Staging Disease Accurately
The ability to accurately stage the extent of disease is critical to the success of a neoadjuvant approach. In diseases for which neoadjuvant therapies have been established (such as esophageal or rectal cancer), pretreatment radiologic staging has been shown to be accurate. However, that is not the case for adenocarcinoma of the pancreas despite recent advances in radiologic imaging. Subradiologic, small-volume metastatic disease is not uncommon. In my experience, liver metastases are present in approximately 25% of patients at the time of restaging following administration of neoadjuvant therapy. These data are similar to what is seen with laparoscopic staging of patients who present with potentially resectable disease following radiologic work-up.
In a recent study of 577 patients with peripancreatic malignancy who were considered to have resectable disease, 150 were found to have evidence of unresectability at laparoscopic staging. Of these, 137 patients had liver or extrapancreatic peritoneal disease that was not appreciated despite adequate radiologic imaging. Other researchers have published similar results. The majority of patients with metastatic disease were not treated surgically and were offered systemic therapies. None received radiationa modality that would have had minimal or no impact on either their quality of life or ultimate survival.

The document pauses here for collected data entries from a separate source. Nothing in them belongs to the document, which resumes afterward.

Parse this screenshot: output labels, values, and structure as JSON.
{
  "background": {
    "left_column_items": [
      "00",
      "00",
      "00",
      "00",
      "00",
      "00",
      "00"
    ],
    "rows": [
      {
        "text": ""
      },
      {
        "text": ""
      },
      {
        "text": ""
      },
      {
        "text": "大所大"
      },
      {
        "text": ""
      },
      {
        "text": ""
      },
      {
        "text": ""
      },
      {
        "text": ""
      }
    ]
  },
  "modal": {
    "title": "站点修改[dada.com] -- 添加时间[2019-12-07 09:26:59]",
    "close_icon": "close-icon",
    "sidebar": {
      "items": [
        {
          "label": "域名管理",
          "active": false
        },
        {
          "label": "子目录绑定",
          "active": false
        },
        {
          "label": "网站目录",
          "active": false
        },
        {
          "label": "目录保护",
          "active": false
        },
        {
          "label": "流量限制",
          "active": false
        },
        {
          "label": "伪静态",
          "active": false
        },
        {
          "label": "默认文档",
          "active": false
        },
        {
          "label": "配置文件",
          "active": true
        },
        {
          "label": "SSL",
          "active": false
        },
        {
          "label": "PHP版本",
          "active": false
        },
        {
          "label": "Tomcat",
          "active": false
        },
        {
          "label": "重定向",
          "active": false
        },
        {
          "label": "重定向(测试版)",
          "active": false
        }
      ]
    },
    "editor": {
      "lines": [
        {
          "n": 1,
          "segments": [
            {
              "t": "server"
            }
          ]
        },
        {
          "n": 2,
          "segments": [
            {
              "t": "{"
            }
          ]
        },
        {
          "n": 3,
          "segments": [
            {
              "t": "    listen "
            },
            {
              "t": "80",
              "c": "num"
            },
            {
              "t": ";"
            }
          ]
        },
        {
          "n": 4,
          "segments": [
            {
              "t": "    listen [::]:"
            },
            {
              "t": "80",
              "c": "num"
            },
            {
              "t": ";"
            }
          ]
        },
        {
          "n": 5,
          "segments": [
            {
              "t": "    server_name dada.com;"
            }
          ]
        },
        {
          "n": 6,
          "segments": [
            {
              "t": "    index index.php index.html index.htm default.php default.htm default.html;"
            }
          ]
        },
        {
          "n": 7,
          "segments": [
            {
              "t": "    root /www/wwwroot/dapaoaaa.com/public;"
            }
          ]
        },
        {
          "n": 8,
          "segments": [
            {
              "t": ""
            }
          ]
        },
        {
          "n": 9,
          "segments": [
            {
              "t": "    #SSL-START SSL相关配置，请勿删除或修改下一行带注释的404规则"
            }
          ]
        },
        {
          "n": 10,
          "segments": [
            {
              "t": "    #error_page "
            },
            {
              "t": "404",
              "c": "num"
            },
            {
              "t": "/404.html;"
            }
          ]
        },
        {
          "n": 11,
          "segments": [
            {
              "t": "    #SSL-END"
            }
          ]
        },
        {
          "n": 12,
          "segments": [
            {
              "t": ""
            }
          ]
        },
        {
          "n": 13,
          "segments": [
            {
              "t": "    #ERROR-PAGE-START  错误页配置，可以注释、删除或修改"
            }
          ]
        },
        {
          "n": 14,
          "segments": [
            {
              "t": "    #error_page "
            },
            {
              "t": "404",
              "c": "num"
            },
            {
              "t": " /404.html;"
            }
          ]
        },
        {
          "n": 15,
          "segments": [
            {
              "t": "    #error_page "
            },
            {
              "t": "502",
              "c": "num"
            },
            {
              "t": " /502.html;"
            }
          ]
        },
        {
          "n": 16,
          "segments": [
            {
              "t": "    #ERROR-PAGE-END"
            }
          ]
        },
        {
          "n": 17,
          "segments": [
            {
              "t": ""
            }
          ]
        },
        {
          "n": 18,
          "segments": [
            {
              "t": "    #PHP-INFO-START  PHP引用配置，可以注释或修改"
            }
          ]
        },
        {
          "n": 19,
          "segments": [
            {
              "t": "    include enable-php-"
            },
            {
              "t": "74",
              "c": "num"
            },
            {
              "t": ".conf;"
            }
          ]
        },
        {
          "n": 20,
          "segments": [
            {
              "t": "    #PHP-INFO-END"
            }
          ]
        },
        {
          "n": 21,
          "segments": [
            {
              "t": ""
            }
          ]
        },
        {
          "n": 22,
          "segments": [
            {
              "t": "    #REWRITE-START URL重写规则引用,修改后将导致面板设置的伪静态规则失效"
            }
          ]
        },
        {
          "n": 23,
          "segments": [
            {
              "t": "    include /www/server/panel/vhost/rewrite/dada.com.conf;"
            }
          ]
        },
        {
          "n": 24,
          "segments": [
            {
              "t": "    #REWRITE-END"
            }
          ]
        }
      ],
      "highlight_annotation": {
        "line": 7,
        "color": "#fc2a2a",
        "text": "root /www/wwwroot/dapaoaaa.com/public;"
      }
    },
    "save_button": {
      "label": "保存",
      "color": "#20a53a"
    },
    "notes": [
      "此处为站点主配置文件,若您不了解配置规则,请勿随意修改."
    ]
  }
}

The Question of Resectability
Taking the authors’ data, it could be argued that their approach overtreats a considerable number of patients. The benefit of neoadjuvant therapy in patients with progressive disease at restaging or subsequent laparotomy is questionable. In addition, combined-modality therapy is not without risk in this population of patients, many of whom are elderly and have significant comorbid conditions. Clearly, the area of patient selection needs further study before this approach can be applied more widely.

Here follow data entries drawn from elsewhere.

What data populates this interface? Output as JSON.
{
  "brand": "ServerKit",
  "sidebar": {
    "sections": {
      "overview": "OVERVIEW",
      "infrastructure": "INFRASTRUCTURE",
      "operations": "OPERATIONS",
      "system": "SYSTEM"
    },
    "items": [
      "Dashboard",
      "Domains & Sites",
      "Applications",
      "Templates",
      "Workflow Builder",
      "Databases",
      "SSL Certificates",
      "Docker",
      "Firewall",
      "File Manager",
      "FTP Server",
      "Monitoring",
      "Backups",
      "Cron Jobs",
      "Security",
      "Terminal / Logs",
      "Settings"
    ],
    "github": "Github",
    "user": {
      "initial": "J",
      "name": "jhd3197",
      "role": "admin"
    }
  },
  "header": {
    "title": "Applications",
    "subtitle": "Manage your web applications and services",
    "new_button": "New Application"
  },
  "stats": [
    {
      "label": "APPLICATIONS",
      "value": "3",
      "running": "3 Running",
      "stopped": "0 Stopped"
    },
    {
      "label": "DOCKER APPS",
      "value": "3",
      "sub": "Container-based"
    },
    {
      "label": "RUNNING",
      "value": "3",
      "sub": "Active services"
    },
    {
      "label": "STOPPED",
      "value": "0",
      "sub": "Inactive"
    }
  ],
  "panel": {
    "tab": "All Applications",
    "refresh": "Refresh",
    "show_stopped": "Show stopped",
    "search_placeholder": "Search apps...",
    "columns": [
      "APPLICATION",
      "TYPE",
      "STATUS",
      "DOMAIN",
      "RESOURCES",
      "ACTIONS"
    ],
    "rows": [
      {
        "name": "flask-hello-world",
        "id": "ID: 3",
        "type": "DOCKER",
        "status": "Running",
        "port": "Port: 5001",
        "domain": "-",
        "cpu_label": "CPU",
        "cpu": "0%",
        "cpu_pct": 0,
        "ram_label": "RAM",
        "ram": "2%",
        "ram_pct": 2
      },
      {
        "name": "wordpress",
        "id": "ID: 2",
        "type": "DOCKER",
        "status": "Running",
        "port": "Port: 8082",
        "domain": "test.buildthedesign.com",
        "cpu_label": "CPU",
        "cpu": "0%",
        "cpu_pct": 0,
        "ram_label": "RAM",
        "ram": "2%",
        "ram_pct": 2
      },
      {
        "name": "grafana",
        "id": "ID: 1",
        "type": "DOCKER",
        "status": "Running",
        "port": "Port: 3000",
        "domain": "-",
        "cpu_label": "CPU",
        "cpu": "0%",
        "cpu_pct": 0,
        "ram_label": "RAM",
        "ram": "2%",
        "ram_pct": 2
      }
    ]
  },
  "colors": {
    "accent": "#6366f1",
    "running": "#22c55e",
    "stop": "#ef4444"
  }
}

The definition of resectability is also somewhat variable from institution to institution depending on the philosophy or aggressiveness of the unit, making the interpretation of data somewhat difficult. Nonetheless, there is no convincing evidence that neoadjuvant therapy improves resectability rates. In their article, the authors cite a resectability rate of 74% following rapid-fractionation chemoradiation. At Memorial Sloan-Kettering, the combination of a contrast-enhanced, thin-cut, dynamic computed tomography scan and laparoscopic staging has resulted in a resectability rate of more than 90%. In addition, despite other reported results, we have been unable to demonstrate "downstaging" of surgically staged, locally advanced disease with the use of combined-modality therapy.

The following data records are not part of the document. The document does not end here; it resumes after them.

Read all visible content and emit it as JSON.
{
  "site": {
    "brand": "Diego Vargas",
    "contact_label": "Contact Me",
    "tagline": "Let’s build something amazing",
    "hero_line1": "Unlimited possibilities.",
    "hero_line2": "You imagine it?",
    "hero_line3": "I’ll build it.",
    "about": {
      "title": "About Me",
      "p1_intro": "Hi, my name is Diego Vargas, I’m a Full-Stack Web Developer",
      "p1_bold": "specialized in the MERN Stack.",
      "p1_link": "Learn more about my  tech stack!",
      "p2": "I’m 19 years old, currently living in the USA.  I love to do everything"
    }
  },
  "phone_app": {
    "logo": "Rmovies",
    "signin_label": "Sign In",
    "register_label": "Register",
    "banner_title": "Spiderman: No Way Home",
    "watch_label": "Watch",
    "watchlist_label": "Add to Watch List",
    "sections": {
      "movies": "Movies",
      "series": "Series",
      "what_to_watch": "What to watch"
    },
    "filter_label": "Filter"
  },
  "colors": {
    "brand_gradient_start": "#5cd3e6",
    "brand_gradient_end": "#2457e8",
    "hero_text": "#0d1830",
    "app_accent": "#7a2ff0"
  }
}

In a recent report from our institution, only 3 of 87 patients who were restaged following therapy were considered to have been converted from unresectable to resectable disease. Of these patients, only one was ultimately resected.
Future Therapies Awaited
These disappointing results highlight our current lack of effective therapies. The authors have concisely summarized the results of recent randomized trials, none of which have demonstrated that any therapy has superior efficacy. It may be that the current approach at M. D. Anderson of combining novel radiosensitizing agents with biological modifiers and chemotherapeutic agents holds promise. Some preliminary evidence that this may indeed be the case has been reported recently from the Virginia Mason Medical Center in Seattle. These investigators reported the results of a phase II trial of an interferon/cisplatin (Platinol)/fluorouracil (5-FU)-based chemoradiation protocol that resulted in significant improvement in actuarial survival, compared to concurrent treatment with standard 5-FU-based chemoradiation. This trial, it is hoped, will form the basis of a future American College of Surgeons Oncology Group trial.
The M. D. Anderson group should be applauded for their honest and innovative approaches to this disease. We also believe that future progress will be made, not by adopting a nihilistic attitude, but rather, through novel therapies based on our increasing understanding of the biological basis of this disease. We await their future results with interest.